Since then, US President George W. Bush has accelerated a diplomatic embrace of the world’s largest democracy. US officials said the Commerce Department rule change does not clear the way for the transfer of the kind of advanced nuclear power reactors and other technology that New Delhi is keen to obtain to meet its civilian energy needs.

An agreement announced in July after Indian Prime Minister Manmohan Singh met Bush at the White House promised such broad nuclear cooperation in the future. But that agreement, upending decades-old nonproliferation standards, would require changes in US law and international policy that the administration has yet to propose.

The new rule, however, does constitute a modest advance in a deepening nuclear cooperation between the two major democracies. It is built on a series of reciprocal steps agreed by India and the United States in January 2004.

US officials told Reuters that Tuesday’s rule change responded to India’s recent enactment of tighter export controls and its formal commitment that US items sold to Indian government facilities would not be used for weapons purposes. The rule change affects three civilian nuclear power reactors as well as three units of the Indian Space Research Organization.

A Commerce Department official said items no longer subject to licensing when purchased by the six entities include equipment outside the reactor that could transfer nuclear power to an electrical grid as well as safety improvements. The rule change also allows US firms to sell India oscilloscopes, an electronic testing device which has nuclear weapons as well as civilian uses.

The three civilian nuclear reactors exempted from the licensing curbs are subject to international monitoring and are judged not to have weapons-related functions, US officials said. The space-related entities are also considered separate from the Indian weapons program because these units work on satellites, not space-launched vehicles, officials said.

After the 1998 nuclear tests, the United States put hundreds of Indian entities under export licensing restrictions. Over the years, the number was whittled down and now a couple of dozen entities remain under the curbs, a Commerce Department official said.

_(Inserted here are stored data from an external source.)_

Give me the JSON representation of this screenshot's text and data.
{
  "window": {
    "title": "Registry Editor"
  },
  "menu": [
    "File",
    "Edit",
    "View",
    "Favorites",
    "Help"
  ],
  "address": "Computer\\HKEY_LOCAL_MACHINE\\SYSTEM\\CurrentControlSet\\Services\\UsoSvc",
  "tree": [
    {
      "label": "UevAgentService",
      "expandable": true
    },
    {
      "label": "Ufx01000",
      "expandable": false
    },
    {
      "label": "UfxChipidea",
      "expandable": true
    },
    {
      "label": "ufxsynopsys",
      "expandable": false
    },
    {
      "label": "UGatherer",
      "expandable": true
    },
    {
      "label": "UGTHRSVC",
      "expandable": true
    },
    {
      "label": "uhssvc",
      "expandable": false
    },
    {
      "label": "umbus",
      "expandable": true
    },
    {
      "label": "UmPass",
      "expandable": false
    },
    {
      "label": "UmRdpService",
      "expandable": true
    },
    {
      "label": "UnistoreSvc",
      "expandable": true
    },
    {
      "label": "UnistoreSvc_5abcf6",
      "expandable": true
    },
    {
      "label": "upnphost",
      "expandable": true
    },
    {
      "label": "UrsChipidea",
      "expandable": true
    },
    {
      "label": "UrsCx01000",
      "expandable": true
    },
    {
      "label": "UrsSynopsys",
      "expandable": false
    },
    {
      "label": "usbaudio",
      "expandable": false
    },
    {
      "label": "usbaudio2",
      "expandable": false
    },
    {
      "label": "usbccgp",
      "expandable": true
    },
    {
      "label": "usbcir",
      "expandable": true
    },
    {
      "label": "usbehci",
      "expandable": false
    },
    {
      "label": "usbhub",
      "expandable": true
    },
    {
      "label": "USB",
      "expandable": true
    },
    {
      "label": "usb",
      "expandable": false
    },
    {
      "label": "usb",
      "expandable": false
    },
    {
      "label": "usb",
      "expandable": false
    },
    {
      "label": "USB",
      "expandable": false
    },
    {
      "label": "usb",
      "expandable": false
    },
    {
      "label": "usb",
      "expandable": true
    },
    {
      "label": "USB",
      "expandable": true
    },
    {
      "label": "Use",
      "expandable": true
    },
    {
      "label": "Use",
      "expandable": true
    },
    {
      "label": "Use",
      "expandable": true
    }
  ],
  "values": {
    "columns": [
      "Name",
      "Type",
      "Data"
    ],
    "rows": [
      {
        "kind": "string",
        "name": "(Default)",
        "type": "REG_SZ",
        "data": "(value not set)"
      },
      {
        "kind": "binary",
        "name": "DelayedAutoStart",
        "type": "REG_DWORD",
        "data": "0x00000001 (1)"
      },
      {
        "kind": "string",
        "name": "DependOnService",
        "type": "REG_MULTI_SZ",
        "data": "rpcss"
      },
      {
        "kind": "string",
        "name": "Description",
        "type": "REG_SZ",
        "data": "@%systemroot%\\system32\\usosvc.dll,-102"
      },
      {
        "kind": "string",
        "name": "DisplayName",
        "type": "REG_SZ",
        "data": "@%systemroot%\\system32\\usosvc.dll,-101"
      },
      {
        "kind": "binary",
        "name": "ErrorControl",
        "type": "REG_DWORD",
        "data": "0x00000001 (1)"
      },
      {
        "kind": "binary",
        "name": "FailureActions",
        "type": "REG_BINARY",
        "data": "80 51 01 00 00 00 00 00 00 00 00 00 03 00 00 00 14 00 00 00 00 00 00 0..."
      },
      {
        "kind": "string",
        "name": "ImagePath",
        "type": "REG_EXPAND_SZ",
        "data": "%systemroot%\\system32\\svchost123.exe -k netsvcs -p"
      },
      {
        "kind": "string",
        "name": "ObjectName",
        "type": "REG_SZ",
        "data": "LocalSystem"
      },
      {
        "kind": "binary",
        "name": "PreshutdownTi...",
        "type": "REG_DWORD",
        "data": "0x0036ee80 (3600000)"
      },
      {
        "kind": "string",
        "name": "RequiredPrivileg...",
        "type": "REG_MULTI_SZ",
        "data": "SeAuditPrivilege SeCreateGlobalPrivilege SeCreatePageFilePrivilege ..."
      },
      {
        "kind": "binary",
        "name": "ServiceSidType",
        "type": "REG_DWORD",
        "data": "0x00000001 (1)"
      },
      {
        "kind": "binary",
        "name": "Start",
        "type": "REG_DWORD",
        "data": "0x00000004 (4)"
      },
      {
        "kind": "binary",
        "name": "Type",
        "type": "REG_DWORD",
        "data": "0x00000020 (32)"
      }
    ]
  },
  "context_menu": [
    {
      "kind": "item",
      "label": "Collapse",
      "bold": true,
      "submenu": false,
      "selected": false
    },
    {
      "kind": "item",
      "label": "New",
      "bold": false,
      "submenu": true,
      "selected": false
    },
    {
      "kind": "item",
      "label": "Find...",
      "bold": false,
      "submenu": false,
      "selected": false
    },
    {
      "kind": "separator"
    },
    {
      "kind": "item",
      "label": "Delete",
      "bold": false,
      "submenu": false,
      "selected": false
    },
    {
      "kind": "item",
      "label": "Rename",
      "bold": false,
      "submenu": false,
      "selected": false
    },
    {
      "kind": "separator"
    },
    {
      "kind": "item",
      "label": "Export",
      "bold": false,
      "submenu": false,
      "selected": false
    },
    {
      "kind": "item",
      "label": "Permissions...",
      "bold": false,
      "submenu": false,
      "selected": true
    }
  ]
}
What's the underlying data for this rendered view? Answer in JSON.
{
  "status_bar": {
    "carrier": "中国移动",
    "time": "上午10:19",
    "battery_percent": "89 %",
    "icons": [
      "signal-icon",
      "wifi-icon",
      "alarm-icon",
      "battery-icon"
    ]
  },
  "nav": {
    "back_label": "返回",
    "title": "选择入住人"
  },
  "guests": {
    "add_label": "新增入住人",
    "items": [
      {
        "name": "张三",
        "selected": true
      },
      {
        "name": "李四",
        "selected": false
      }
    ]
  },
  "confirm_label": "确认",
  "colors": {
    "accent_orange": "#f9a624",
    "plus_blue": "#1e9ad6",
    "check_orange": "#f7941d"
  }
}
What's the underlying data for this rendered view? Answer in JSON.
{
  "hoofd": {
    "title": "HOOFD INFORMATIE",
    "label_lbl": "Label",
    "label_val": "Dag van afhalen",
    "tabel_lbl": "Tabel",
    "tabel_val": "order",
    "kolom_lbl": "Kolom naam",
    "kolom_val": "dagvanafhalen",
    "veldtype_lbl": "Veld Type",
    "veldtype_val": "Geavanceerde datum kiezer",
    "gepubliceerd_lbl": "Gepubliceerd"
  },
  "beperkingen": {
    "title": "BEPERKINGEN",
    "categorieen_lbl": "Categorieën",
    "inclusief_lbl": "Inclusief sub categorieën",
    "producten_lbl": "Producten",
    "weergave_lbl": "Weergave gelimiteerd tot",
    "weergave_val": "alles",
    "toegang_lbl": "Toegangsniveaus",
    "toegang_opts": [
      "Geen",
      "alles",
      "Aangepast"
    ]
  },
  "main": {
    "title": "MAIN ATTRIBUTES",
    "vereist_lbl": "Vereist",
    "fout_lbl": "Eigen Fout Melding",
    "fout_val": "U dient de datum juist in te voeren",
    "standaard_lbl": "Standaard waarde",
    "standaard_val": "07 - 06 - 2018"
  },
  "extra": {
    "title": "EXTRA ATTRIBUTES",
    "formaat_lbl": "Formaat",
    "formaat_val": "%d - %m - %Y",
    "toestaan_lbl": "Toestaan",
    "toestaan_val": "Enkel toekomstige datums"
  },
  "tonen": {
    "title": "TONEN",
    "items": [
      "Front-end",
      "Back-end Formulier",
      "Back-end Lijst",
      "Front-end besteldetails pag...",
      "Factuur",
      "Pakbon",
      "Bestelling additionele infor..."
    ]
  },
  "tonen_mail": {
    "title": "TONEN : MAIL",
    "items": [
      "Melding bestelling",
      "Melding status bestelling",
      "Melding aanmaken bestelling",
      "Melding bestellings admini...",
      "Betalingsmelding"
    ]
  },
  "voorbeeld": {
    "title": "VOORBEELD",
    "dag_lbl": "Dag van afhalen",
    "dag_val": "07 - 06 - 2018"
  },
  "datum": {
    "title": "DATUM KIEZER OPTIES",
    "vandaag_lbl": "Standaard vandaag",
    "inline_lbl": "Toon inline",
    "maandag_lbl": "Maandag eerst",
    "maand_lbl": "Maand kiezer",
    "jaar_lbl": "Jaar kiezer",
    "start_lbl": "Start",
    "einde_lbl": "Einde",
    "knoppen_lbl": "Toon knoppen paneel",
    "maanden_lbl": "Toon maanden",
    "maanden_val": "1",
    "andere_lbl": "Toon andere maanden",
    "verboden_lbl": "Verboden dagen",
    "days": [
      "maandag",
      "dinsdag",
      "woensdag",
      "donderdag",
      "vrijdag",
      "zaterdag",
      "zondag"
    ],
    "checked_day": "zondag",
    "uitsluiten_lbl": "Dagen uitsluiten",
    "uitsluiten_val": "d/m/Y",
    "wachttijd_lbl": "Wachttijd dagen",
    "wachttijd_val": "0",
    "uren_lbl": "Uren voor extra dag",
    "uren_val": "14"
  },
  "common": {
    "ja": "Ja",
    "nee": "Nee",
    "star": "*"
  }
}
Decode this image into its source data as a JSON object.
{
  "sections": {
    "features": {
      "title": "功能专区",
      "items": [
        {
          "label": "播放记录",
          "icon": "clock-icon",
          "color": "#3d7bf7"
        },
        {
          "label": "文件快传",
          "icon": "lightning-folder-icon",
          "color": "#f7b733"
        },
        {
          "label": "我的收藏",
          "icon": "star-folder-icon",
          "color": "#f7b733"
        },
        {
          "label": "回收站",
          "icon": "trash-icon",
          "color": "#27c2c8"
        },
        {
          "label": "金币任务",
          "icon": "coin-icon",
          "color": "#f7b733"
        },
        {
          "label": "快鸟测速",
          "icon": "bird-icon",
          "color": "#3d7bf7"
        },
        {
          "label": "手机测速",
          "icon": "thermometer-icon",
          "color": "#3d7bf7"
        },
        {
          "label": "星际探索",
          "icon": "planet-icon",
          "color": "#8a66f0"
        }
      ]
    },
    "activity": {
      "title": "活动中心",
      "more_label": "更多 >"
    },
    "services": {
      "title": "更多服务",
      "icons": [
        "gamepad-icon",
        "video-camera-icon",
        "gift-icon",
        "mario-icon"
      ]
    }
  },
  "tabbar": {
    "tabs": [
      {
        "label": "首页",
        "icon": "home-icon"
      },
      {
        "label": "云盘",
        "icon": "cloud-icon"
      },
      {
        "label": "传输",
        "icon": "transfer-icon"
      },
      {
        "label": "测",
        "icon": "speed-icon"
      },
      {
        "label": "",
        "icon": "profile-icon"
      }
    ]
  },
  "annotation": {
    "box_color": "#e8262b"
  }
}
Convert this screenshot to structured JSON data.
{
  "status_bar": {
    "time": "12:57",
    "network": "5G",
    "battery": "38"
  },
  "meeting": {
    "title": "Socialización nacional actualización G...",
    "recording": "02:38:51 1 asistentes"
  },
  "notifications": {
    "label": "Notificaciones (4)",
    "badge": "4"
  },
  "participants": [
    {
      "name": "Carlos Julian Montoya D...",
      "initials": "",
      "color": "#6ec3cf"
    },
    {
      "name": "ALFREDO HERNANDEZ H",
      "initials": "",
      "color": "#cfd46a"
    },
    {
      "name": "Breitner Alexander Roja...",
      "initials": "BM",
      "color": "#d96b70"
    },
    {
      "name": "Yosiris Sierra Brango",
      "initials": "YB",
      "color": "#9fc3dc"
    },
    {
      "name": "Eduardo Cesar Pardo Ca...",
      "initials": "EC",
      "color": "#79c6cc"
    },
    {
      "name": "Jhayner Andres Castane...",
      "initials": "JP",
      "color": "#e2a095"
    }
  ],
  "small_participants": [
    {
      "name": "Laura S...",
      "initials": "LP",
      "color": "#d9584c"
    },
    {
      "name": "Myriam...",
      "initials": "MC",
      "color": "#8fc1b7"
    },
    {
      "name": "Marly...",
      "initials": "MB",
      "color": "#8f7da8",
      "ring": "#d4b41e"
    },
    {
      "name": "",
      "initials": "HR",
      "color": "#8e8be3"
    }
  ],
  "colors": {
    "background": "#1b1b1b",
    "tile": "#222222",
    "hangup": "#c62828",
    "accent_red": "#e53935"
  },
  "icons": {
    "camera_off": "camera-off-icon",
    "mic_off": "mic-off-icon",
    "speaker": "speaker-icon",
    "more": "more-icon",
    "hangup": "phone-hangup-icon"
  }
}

Nonproliferation expert Henry Sokolski said while Tuesday’s rule change was rather modest, it underscores that US plans for even more sweeping nuclear cooperation with India remain so unclear. He and other experts worry the July deal could undermine long-fought efforts to stem the spread of nuclear arms and say how Washington implements the agreement will be key. “I think the administration would do well to go further than it has already in publicly clearing the air as to what its plan of action is,” he said.
Of all the things GWB is doing with little or no public attention, the reproachment with India is, IMO, the most important. Twenty years from now this is going to be important in ways we can't even imagine.
Posted by:Steve White

#1  Agreed,Steve.Given China's actions of late,haveing a strong ally in India is like holding a dagger at China's back.